Courage then moves from one of conviction to one of resilience. Do we have the tenacity to believe in what we see? To use the power of projections not merely to predict, but imagine too? To paint the canvas with a vision that keeps our members’ enthusiasm and motivation high without sacrificing them at the altar of meaningless competitiveness, internal and external?

And finally to the courage of charisma. Do we radiate the inner charisma that transfers our beliefs to our members? Not to direct them, but to inspire them to move higher, to resonate with their dreams of making a difference. Such charisma should help them move from the banalities of ‘change is good’ and ‘embrace change’ to a higher calling. One that has a cause and purpose and brings with it elements of change that they volunteer to.

 Oops! Does that move leadership uncomfortably from the structures of science to the waves of art? But why not? Science and art were not meant to be incompatible, were they? If, by doing so, business can influence and leadership can inspire to add the skills of creative improvisation, maybe the twain can meet between hope and reality.

What say?


Need I love my job to be excellent?

Recently I saw a beautifully made documentary on the  anonymous background musicians whose excellence created the evergreen hits that will still be called evergreen years hence.
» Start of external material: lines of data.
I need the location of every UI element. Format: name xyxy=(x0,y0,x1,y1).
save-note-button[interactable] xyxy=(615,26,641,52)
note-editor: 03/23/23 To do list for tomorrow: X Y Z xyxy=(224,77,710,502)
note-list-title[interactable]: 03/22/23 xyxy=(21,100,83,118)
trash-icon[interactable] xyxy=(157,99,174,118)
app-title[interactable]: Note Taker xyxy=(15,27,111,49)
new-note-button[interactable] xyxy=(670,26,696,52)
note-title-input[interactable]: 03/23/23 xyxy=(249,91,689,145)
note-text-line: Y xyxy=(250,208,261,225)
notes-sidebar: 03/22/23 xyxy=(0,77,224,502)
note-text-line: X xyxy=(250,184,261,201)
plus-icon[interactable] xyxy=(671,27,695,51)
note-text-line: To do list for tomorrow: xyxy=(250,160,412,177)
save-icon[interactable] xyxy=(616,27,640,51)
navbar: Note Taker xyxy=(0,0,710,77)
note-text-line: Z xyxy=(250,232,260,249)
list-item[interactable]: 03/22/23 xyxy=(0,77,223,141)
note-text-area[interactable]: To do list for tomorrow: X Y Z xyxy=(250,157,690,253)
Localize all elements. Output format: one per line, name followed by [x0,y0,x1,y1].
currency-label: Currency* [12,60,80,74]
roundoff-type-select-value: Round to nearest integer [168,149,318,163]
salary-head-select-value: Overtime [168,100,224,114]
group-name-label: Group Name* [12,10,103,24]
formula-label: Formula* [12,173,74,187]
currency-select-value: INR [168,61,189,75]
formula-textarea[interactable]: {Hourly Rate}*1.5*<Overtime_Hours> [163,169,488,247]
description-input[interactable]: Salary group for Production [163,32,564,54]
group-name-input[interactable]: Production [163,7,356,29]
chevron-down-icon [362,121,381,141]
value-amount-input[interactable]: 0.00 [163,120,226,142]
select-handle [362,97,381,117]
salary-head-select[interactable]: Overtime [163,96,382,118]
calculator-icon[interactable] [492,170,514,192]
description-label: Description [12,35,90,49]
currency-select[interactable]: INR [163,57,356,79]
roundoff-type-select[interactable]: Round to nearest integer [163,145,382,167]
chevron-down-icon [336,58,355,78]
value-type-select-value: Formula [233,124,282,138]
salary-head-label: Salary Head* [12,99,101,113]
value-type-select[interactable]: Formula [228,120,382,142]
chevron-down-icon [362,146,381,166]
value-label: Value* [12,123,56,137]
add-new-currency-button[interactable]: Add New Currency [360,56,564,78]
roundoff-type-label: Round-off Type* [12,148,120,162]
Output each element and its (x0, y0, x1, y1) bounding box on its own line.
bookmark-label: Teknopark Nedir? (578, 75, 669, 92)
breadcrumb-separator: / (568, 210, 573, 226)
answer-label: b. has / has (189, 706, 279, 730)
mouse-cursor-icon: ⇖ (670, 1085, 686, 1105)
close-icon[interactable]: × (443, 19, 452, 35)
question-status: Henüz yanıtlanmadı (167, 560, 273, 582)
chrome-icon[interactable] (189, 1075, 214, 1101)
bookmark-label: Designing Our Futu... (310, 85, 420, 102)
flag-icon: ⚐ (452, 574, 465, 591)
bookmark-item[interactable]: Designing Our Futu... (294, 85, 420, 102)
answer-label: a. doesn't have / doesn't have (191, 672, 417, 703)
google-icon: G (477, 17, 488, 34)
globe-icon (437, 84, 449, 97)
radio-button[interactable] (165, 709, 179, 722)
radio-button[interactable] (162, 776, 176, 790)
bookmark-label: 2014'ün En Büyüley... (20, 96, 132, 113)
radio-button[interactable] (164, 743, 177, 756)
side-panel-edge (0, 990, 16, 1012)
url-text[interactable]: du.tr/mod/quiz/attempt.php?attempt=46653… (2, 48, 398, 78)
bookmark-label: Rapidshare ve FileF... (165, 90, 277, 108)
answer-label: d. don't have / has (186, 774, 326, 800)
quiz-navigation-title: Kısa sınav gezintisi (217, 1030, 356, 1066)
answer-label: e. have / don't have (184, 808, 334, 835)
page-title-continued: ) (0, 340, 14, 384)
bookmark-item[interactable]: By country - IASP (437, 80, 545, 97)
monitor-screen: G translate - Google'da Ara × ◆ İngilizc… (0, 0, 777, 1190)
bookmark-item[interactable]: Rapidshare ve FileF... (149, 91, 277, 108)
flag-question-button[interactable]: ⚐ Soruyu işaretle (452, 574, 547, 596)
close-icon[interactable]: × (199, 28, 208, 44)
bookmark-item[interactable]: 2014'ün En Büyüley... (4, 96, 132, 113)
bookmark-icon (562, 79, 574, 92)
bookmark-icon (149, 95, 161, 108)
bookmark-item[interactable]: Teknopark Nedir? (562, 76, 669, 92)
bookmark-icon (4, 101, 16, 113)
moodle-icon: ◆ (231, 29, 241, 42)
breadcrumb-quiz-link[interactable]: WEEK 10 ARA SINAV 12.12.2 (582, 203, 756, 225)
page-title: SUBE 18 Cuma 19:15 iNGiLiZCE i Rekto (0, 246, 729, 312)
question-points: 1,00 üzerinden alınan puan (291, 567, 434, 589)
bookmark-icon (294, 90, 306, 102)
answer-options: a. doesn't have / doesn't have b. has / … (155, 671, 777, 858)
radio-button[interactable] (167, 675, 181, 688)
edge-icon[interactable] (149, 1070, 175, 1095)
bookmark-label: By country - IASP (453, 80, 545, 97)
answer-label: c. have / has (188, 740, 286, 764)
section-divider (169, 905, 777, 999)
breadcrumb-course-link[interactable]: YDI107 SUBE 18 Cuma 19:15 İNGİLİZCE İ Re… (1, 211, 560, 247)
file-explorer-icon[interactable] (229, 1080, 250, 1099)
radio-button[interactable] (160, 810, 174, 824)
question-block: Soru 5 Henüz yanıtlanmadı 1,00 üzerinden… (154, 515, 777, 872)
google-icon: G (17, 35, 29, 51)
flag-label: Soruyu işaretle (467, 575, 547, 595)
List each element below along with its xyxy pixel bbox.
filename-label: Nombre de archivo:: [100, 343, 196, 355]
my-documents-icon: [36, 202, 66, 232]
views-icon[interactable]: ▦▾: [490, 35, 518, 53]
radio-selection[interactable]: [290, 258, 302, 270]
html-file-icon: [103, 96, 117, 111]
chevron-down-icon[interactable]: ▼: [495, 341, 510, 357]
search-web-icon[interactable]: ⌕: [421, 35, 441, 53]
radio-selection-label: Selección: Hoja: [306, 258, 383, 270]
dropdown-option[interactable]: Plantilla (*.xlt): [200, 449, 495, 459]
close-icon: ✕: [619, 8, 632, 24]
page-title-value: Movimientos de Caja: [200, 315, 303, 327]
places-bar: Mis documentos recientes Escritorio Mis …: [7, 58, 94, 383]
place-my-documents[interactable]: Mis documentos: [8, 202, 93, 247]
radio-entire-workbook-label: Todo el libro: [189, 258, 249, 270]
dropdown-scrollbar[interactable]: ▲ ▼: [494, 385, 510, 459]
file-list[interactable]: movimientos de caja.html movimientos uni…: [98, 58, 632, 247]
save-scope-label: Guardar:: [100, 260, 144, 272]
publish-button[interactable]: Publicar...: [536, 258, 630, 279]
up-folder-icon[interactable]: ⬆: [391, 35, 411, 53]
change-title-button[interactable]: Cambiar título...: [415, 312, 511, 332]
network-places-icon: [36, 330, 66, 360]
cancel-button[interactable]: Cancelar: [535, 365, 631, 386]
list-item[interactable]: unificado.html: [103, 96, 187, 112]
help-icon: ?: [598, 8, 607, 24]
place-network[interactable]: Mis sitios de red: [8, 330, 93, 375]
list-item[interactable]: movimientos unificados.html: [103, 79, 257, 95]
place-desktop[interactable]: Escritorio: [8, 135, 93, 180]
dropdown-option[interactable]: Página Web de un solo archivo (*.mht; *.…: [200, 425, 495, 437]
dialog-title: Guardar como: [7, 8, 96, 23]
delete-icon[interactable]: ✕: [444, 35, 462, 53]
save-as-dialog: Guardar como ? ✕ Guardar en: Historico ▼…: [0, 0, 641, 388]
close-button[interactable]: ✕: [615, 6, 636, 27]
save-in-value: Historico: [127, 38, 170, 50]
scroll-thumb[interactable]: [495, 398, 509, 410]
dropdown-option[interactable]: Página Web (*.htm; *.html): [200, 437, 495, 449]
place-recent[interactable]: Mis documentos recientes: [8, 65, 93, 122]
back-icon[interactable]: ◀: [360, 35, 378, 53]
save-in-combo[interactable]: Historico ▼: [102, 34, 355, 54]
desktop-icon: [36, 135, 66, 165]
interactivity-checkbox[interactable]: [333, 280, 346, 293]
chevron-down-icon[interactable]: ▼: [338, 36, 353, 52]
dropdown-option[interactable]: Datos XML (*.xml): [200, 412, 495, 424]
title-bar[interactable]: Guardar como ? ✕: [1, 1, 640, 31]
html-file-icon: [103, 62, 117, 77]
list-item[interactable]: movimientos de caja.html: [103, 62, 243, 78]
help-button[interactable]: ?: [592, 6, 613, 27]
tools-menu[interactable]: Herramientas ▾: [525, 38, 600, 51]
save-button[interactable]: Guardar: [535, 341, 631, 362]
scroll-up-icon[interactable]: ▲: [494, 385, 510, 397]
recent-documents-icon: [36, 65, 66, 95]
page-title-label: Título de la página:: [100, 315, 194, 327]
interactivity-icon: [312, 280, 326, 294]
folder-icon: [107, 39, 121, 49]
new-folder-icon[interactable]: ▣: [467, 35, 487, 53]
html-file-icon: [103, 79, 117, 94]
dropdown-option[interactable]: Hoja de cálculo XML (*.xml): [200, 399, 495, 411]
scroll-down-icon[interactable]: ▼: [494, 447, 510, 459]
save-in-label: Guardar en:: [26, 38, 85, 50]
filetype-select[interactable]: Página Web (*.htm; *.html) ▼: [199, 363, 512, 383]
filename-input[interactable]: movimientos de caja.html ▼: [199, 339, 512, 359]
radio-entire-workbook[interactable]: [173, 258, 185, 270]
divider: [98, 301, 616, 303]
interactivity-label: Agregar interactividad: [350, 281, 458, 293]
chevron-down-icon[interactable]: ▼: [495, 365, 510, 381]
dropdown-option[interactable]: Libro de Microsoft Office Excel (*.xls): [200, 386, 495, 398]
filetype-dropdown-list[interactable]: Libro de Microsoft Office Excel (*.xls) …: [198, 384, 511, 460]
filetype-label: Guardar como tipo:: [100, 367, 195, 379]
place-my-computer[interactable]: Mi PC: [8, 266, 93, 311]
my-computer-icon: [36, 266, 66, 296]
And the words of a smiling and very successful percussionist of yesteryears, said with genuineness and totally without rancor or even wistfulness, struck me. “It was my bread, butter…and jam. But I did not love it. Why should I (love my job to be excellent)?”

You could call it playing an extreme devil’s advocate. But it is a profound truth that frees you. And here is another gem that completes the train of the earlier thought – this time from the actor Steve Martin. “…I always say, be so good they can’t ignore you. If somebody’s thinking, how can I be really good, people are going to come to you.”

What it means is that I do not have to be passionate about my job but about how well I do it. This means I do not have to be miserable feeling and giving others the feeling that what I do is unworthy. It takes away my obsession with what my job does for me and helps me chip away at becoming so good that I cannot be ignored.

It also means that I do not let my boss, my salary or my promotion become my key evaluators – I am, based on how well I do my job. Cal Newport in his book ‘So Good They Can’t Ignore You’ terms this the Craftsman Mindset that calls for deliberate focus to stretch one’s abilities outside the comfort zone, to deal with fears, especially the fear of failure.

We all come pre-packaged with a powerful asset called enthusiasm. The more we give it up at the altar of challenges, ennui and misplaced sense of success, failure and responsibility, we lose this lifeblood of true success to the monster of mediocrity. Our enthusiasm for excellence unfettered by the pursuit of perfection (that slams the brakes to a dead end) will transform us to happy experts who can give and be acknowledged for what we offer.

“Follow your passion” is more a signature headline too simplistic for depth or meaning. None of us is born with a treasure trove of passion to be unearthed. We develop an intense liking for what we are good at, can hone to excellence and be acknowledged for. Any pursuit that meets the above can keep us happily engaged.

Let me take this a little further. It really begins with something I need to offer, not something that anyone else owes me. And it is I who has to master this ‘something’ to make it unique, excellent and valuable to feel a pulsating passion. And then to the humbling truth that until I am good at something, I have no business to expect any return – be it acknowledgment, recognition or reward. But I also know that once I get there the music of my choice keeps playing.

Running with stress and apprehension behind succeeding 100% of the time to a fickle and an ever-moving needle is a waste of effort and emotion. Focusing on becoming valuable helps the idealist gain enjoyment and happiness while enabling the pragmatist maximize  his capital for financial success.